How to track your product's SLO/ErrorBudget: A simple tool to keep track of things!

roshan8

Roshan shetty

Posted on April 12, 2021

How to track your product's SLO/ErrorBudget: A simple tool to keep track of things!

Today, Most of the organization track their product SLO’s to avoid being liable for breach of SLAs (Service level agreements).
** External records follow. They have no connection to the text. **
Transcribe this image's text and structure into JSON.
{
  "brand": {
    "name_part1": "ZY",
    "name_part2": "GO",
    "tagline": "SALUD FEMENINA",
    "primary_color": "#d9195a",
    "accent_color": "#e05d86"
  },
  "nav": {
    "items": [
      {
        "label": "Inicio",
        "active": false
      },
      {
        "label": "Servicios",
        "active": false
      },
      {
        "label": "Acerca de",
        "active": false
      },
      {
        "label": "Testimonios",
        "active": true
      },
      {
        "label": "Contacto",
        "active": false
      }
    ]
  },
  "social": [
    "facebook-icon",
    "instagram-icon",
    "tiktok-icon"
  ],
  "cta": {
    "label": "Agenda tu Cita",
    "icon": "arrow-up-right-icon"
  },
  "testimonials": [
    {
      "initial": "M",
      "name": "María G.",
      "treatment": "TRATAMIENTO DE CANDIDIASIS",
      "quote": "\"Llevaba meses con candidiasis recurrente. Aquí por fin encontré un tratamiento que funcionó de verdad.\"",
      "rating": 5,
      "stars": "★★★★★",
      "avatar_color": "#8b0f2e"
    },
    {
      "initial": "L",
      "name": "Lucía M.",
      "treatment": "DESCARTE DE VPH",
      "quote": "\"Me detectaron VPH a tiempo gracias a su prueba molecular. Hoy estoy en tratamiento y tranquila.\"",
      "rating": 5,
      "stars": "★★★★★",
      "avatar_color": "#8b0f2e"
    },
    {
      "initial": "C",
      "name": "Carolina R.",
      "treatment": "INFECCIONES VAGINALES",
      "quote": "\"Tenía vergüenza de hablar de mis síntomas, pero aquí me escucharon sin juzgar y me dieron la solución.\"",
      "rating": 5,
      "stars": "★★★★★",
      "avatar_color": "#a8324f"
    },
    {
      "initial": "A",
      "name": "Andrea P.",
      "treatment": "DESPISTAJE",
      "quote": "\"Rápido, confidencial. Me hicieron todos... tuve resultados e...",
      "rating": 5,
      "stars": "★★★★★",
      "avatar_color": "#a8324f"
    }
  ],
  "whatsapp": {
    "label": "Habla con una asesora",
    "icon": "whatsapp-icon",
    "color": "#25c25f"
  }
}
In case of any SLO violation, They will be under obligation to pay something in return for breach of contract. Once the SLO for their product has been defined, A corresponding error budget will be calculated based on that number. For example, If 99.99% is the SLO, then the error budget will be 52.56 mins in a year. That’s the amount of downtime that the product may have in a year without breaching the SLO.

Once companies agree on the SLO, they need to pick the most relevant SLI’s(service level indicators). Any violation of these SLI’s will be considered as downtime and the duration of downtime will be deducted from the error budget. For example, a payment gateway product might have the following SLI’s.

  • Latency on p95 for requests
  • ErrorRates
  • Payment failures etc

Additional reading:

https://sre.google/workbook/implementing-slos/
https://sre.google/workbook/error-budget-policy/

Why is it challenging for many companies to track error budgets at the moment?

Usually, Organizations use a mix of tools to monitor/track these SLI’s (For eg: latency-related SLI’s generally tracked in APM’s such as Newrelic while other SLI’s tracked in monitoring tools such as Prometheus/Datadog etc). That makes it hard to keep track of the error budget in one centralized location.

Sometimes companies have a very low retention period(<6 months) for their metrics in Prometheus. Retaining metrics for a longer period may require setting up Thanos/Cortex, federation rules, and performing capacity planning for their metrics storage.

Next comes the problem of false positives - Even if you are tracking something in Prometheus, it’s hard to flag an event as false positive when the incident is not a genuine SLO violation. Building an efficient and battle-tested monitoring platform takes time. Initially, Teams might end up getting a lot of false positives. and you may want to mark some old violations as false positives to get minutes back into your error budget

What does the SLO tracker do?

This error budget tracker seeks to provide a simple and effective way to keep track of the error budget, burn rate without the hassle of configuring and aggregating multiple data sources.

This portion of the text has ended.